Вот Пушкин, упомянутое сочинение, писано в 1833–1835-м: «Некогда соперничество между Москвой и Петербургом действительно существовало… Невинные странности москвичей были признаком их независимости… Бывало, богатый чудак выстроит себе на одной из главных улиц китайский дом с зелеными драконами, с деревянными мандаринами под золочеными зонтиками. Другой выедет в Марьину Рощу в карете из кованого серебра 84-й пробы. Третий на запятки четвероместных саней поставит человек пять арапов, егерей и скороходов и цугом тащится по летней мостовой. Щеголихи, перенимая петербургские моды, налагали и на наряды неизгладимую печать. Надменный Петербург издали смеялся и не вмешивался в затеи старушки Москвы… Ныне в присмиревшей Москве огромные боярские дома стоят печально… На всех воротах прибито объявление, что дом продается и отдается внаймы, и никто его не покупает и не нанимает. Улицы мертвы; редко по мостовой раздается стук кареты; барышни бегут к окошкам, когда едет один из полицмейстеров со своими казаками».
Но развернутого описания Северной столицы Пушкин не дает. Замечает только: «Литераторы петербургские по большей части не литераторы, но предприимчивые и смышленые литературные откупщики. Ученость, любовь к искусству и таланты неоспоримо на стороне Москвы. Московский журнализм убьет журнализм петербургский».
Дело в том, что статья Пушкина закончена не была. Похоже, он не надеялся ее напечатать. Вся она была построена на полемике с Радищевым, а само имя этого диссидента оставалось под запретом.

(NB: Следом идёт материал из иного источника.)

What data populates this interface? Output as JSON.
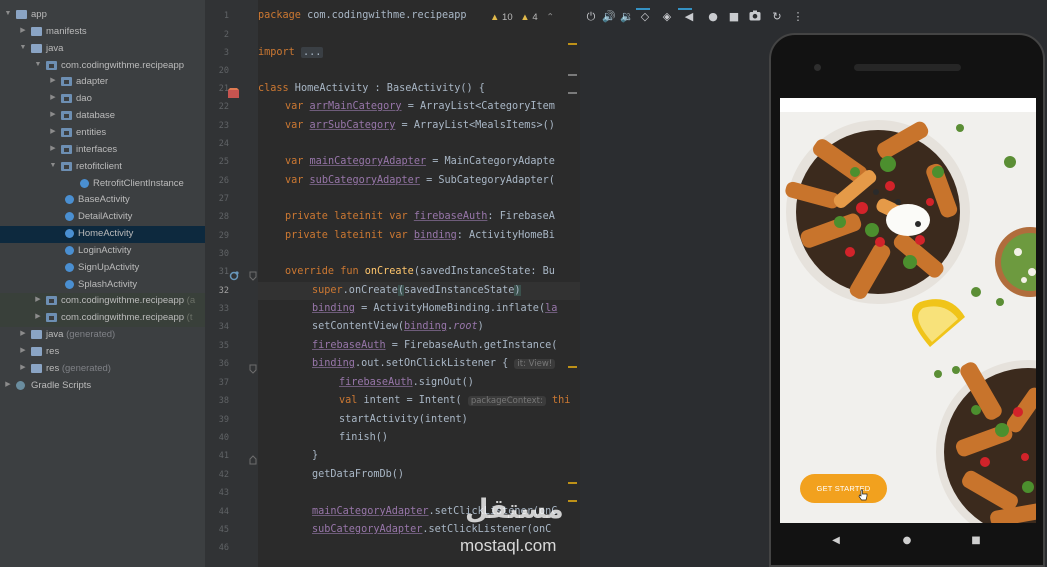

А вот Гоголь, «Петербургские записки 1836 года»: «Как раскинулась, как расширилась старая Москва! Какая она нечесаная! Как сдвинулся, как вытянулся в струнку щеголь Петербург! Перед ним со всех сторон зеркала: там Нева, там Финский залив… Как только заметит он на себе перышко или пушок, ту ж минуту его щелчком. Москва – старая домоседка, печет блины, глядит издали и слушает рассказ, не подымаясь с кресел, о том, что делается в свете; Петербург – разбитной малый, никогда не сидит дома, всегда одет и, охорашиваясь перед Европою, раскланивается с заморским людом.
Петербург весь шевелится, от погребов до чердака; с полночи начинает печь французские хлебы, которые назавтра все съест немецкий народ… Москва ночью вся спит, и на другой день, перекрестившись и поклонившись на все четыре стороны, выезжает с калачами на рынок. Москва женского рода, Петербург мужеского. В Москве всё невесты, в Петербурге всё женихи.

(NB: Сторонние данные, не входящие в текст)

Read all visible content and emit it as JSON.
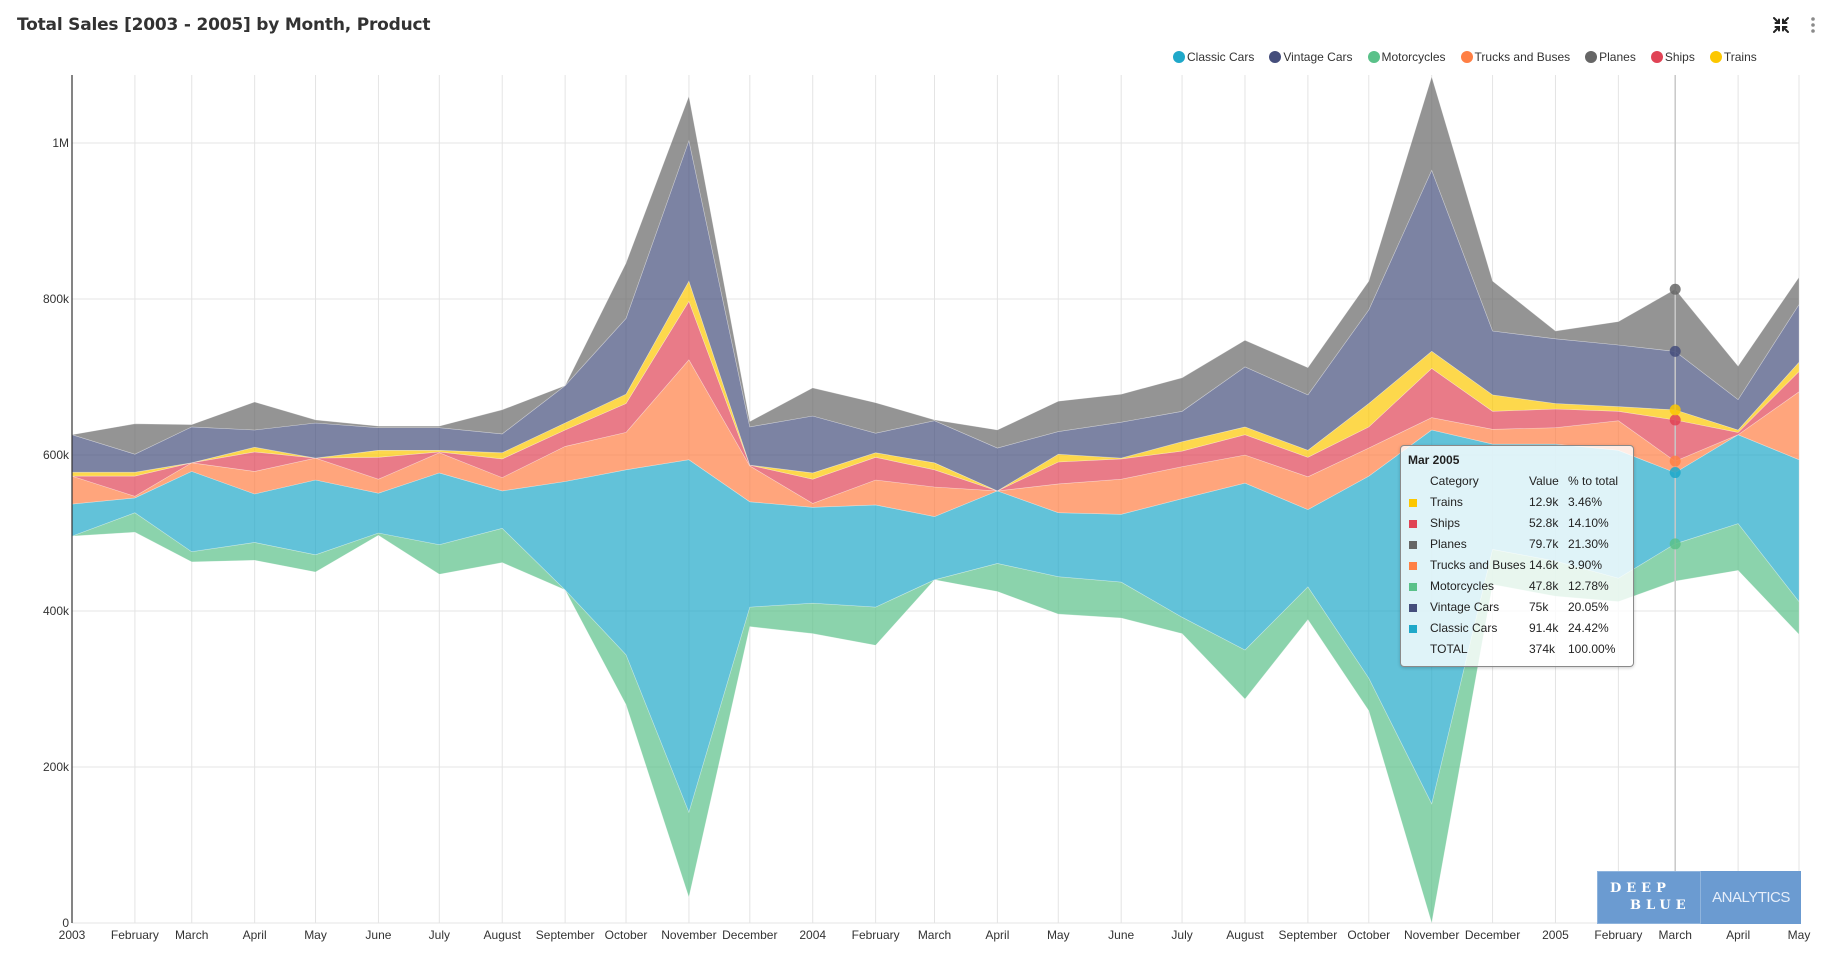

Петербург наблюдает большое приличие в своей одежде, не любит пестрых цветов и никаких резких и дерзких отступлений от моды; зато Москва требует, если уж пошло на моду, то чтобы во всей форме была мода: если талия длинна, то она пускает ее еще длиннее; если отвороты фрака велики, то у ней, как сарайные двери… Петербург любит подтрунить над Москвою, над ее аляповатостью, неловкостью и безвкусием; Москва кольнет Петербург тем, что он человек продажный и не умеет говорить по-русски».

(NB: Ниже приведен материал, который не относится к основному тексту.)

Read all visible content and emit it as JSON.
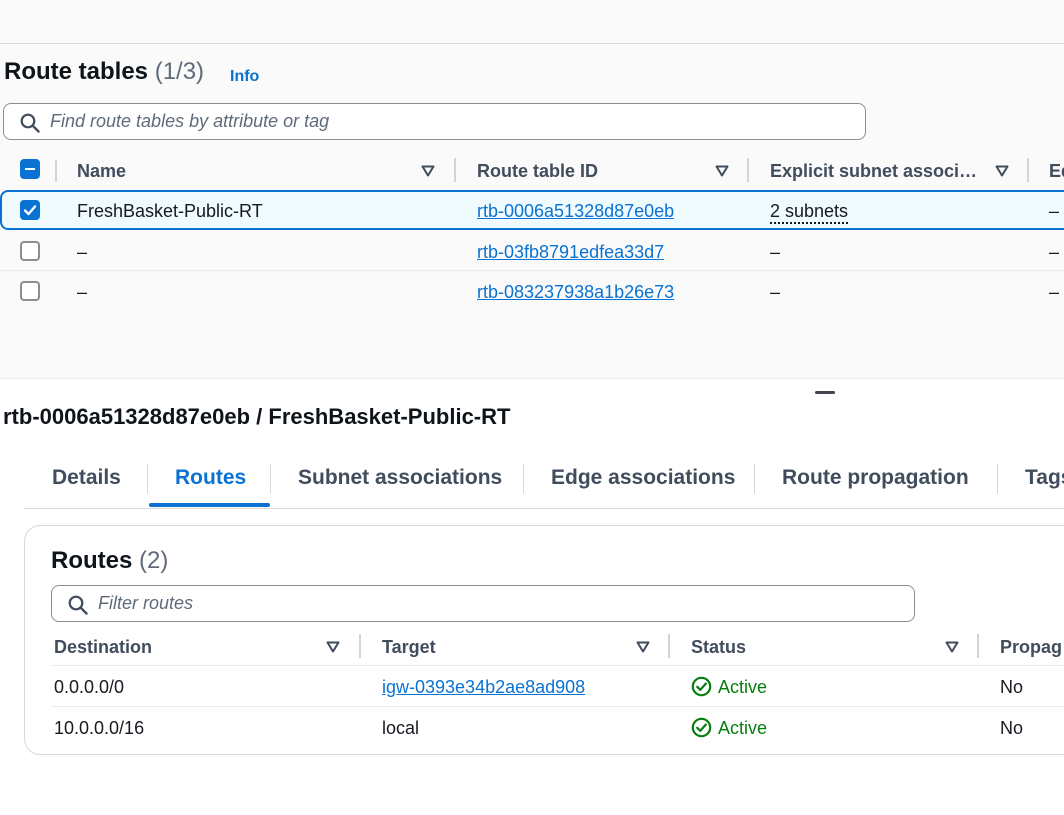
{
  "route_tables": {
    "title": "Route tables",
    "count": "(1/3)",
    "info_label": "Info",
    "search_placeholder": "Find route tables by attribute or tag",
    "columns": [
      "Name",
      "Route table ID",
      "Explicit subnet associ…",
      "Ed"
    ],
    "rows": [
      {
        "name": "FreshBasket-Public-RT",
        "id": "rtb-0006a51328d87e0eb",
        "subnets": "2 subnets",
        "edge": "–",
        "selected": true
      },
      {
        "name": "–",
        "id": "rtb-03fb8791edfea33d7",
        "subnets": "–",
        "edge": "–",
        "selected": false
      },
      {
        "name": "–",
        "id": "rtb-083237938a1b26e73",
        "subnets": "–",
        "edge": "–",
        "selected": false
      }
    ]
  },
  "detail": {
    "title": "rtb-0006a51328d87e0eb / FreshBasket-Public-RT",
    "tabs": [
      "Details",
      "Routes",
      "Subnet associations",
      "Edge associations",
      "Route propagation",
      "Tags"
    ],
    "active_tab": "Routes"
  },
  "routes": {
    "title": "Routes",
    "count": "(2)",
    "filter_placeholder": "Filter routes",
    "columns": [
      "Destination",
      "Target",
      "Status",
      "Propag"
    ],
    "rows": [
      {
        "destination": "0.0.0.0/0",
        "target": "igw-0393e34b2ae8ad908",
        "target_is_link": true,
        "status": "Active",
        "propagated": "No"
      },
      {
        "destination": "10.0.0.0/16",
        "target": "local",
        "target_is_link": false,
        "status": "Active",
        "propagated": "No"
      }
    ]
  },
  "icons": {
    "search": "search-icon",
    "sort": "sort-caret-icon",
    "status_ok": "check-circle-icon"
  },
  "colors": {
    "accent": "#0972d3",
    "success": "#037f0c",
    "text": "#16191f"
  }
}
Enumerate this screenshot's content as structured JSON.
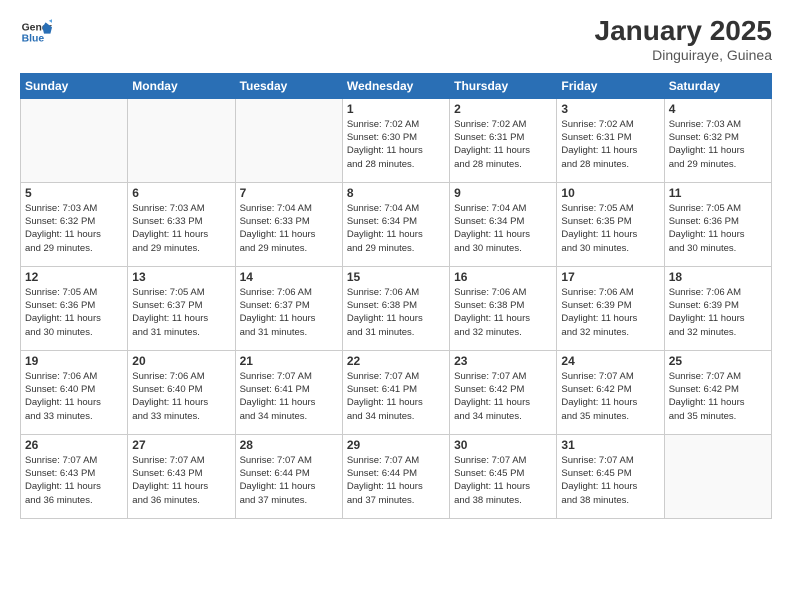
{
  "logo": {
    "general": "General",
    "blue": "Blue"
  },
  "header": {
    "title": "January 2025",
    "location": "Dinguiraye, Guinea"
  },
  "weekdays": [
    "Sunday",
    "Monday",
    "Tuesday",
    "Wednesday",
    "Thursday",
    "Friday",
    "Saturday"
  ],
  "weeks": [
    [
      {
        "day": "",
        "info": ""
      },
      {
        "day": "",
        "info": ""
      },
      {
        "day": "",
        "info": ""
      },
      {
        "day": "1",
        "info": "Sunrise: 7:02 AM\nSunset: 6:30 PM\nDaylight: 11 hours\nand 28 minutes."
      },
      {
        "day": "2",
        "info": "Sunrise: 7:02 AM\nSunset: 6:31 PM\nDaylight: 11 hours\nand 28 minutes."
      },
      {
        "day": "3",
        "info": "Sunrise: 7:02 AM\nSunset: 6:31 PM\nDaylight: 11 hours\nand 28 minutes."
      },
      {
        "day": "4",
        "info": "Sunrise: 7:03 AM\nSunset: 6:32 PM\nDaylight: 11 hours\nand 29 minutes."
      }
    ],
    [
      {
        "day": "5",
        "info": "Sunrise: 7:03 AM\nSunset: 6:32 PM\nDaylight: 11 hours\nand 29 minutes."
      },
      {
        "day": "6",
        "info": "Sunrise: 7:03 AM\nSunset: 6:33 PM\nDaylight: 11 hours\nand 29 minutes."
      },
      {
        "day": "7",
        "info": "Sunrise: 7:04 AM\nSunset: 6:33 PM\nDaylight: 11 hours\nand 29 minutes."
      },
      {
        "day": "8",
        "info": "Sunrise: 7:04 AM\nSunset: 6:34 PM\nDaylight: 11 hours\nand 29 minutes."
      },
      {
        "day": "9",
        "info": "Sunrise: 7:04 AM\nSunset: 6:34 PM\nDaylight: 11 hours\nand 30 minutes."
      },
      {
        "day": "10",
        "info": "Sunrise: 7:05 AM\nSunset: 6:35 PM\nDaylight: 11 hours\nand 30 minutes."
      },
      {
        "day": "11",
        "info": "Sunrise: 7:05 AM\nSunset: 6:36 PM\nDaylight: 11 hours\nand 30 minutes."
      }
    ],
    [
      {
        "day": "12",
        "info": "Sunrise: 7:05 AM\nSunset: 6:36 PM\nDaylight: 11 hours\nand 30 minutes."
      },
      {
        "day": "13",
        "info": "Sunrise: 7:05 AM\nSunset: 6:37 PM\nDaylight: 11 hours\nand 31 minutes."
      },
      {
        "day": "14",
        "info": "Sunrise: 7:06 AM\nSunset: 6:37 PM\nDaylight: 11 hours\nand 31 minutes."
      },
      {
        "day": "15",
        "info": "Sunrise: 7:06 AM\nSunset: 6:38 PM\nDaylight: 11 hours\nand 31 minutes."
      },
      {
        "day": "16",
        "info": "Sunrise: 7:06 AM\nSunset: 6:38 PM\nDaylight: 11 hours\nand 32 minutes."
      },
      {
        "day": "17",
        "info": "Sunrise: 7:06 AM\nSunset: 6:39 PM\nDaylight: 11 hours\nand 32 minutes."
      },
      {
        "day": "18",
        "info": "Sunrise: 7:06 AM\nSunset: 6:39 PM\nDaylight: 11 hours\nand 32 minutes."
      }
    ],
    [
      {
        "day": "19",
        "info": "Sunrise: 7:06 AM\nSunset: 6:40 PM\nDaylight: 11 hours\nand 33 minutes."
      },
      {
        "day": "20",
        "info": "Sunrise: 7:06 AM\nSunset: 6:40 PM\nDaylight: 11 hours\nand 33 minutes."
      },
      {
        "day": "21",
        "info": "Sunrise: 7:07 AM\nSunset: 6:41 PM\nDaylight: 11 hours\nand 34 minutes."
      },
      {
        "day": "22",
        "info": "Sunrise: 7:07 AM\nSunset: 6:41 PM\nDaylight: 11 hours\nand 34 minutes."
      },
      {
        "day": "23",
        "info": "Sunrise: 7:07 AM\nSunset: 6:42 PM\nDaylight: 11 hours\nand 34 minutes."
      },
      {
        "day": "24",
        "info": "Sunrise: 7:07 AM\nSunset: 6:42 PM\nDaylight: 11 hours\nand 35 minutes."
      },
      {
        "day": "25",
        "info": "Sunrise: 7:07 AM\nSunset: 6:42 PM\nDaylight: 11 hours\nand 35 minutes."
      }
    ],
    [
      {
        "day": "26",
        "info": "Sunrise: 7:07 AM\nSunset: 6:43 PM\nDaylight: 11 hours\nand 36 minutes."
      },
      {
        "day": "27",
        "info": "Sunrise: 7:07 AM\nSunset: 6:43 PM\nDaylight: 11 hours\nand 36 minutes."
      },
      {
        "day": "28",
        "info": "Sunrise: 7:07 AM\nSunset: 6:44 PM\nDaylight: 11 hours\nand 37 minutes."
      },
      {
        "day": "29",
        "info": "Sunrise: 7:07 AM\nSunset: 6:44 PM\nDaylight: 11 hours\nand 37 minutes."
      },
      {
        "day": "30",
        "info": "Sunrise: 7:07 AM\nSunset: 6:45 PM\nDaylight: 11 hours\nand 38 minutes."
      },
      {
        "day": "31",
        "info": "Sunrise: 7:07 AM\nSunset: 6:45 PM\nDaylight: 11 hours\nand 38 minutes."
      },
      {
        "day": "",
        "info": ""
      }
    ]
  ]
}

Это взгляд из Петербурга. Но москвич Александр Герцен почти вторит Гоголю. Вот отрывки из его фельетона «Москва и Петербург» (1841): «В Петербурге все люди вообще и каждый в особенности прескверные. Петербург любить нельзя, а я чувствую, что не стал бы жить ни в каком другом городе России. В Москве, напротив, все люди предобрые, только с ними скука смертельная…
Петербург тем и отличается от всех городов европейских, что он на все похож; Москва – тем, что она вовсе не похожа ни на какой европейский город, а есть гигантское развитие русского богатого села…
Петербургские литераторы вдвое менее образованны московских; они удивляются, приезжая в Москву, умным вечерам и беседам в ней. А между тем вся книжная деятельность только и существует в Петербурге. В Москве издается один журнал, да и тот «Москвитянин»…
Москвичу дадут Станислава на шею, а он его носит на брюхе; у петербуржца Владимир надет, как ошейник с замочком у собаки или как веревка у оборвавшегося с виселицы… В Москве до сих пор принимают всякого иностранца за великого человека, в Петербурге – каждого великого человека за иностранца…
В судьбе Петербурга есть что-то трагическое, мрачное и величественное… Небо Петербурга вечно серо; солнце, светящее на добрых и злых, не светит на один Петербург… В судьбе Москвы есть что-то мещанское, пошлое: климат не дурен, да и не хорош; домы не низки, да и не высоки…
В Москве на каждой версте прекрасный вид; плоский Петербург можно исходить с конца в конец и не найти ни одного даже посредственного вида; но, исходивши, надо воротиться на набережную Невы и сказать, что все виды Москвы – ничего перед этим».
Путешествия из Петербурга в Москву и обратно либо развернутые сравнения двух столиц дали также Батюшков, Булгарин, Белинский, Тургенев. А в ХХ веке – Шкловский, Замятин, Георгий Федотов.
От окраины к центру
Вообще-то русские классики произрастали обыкновенно в провинции. От Ломоносова до Ерофеева (оба северяне). От Державина до Довлатова (один из-под Казани, другой родился в Уфе).
Но Россия страна центростремительная. Так что почти все наши писатели тяготели к одной из столиц: кто к Петербургу, кто к Москве.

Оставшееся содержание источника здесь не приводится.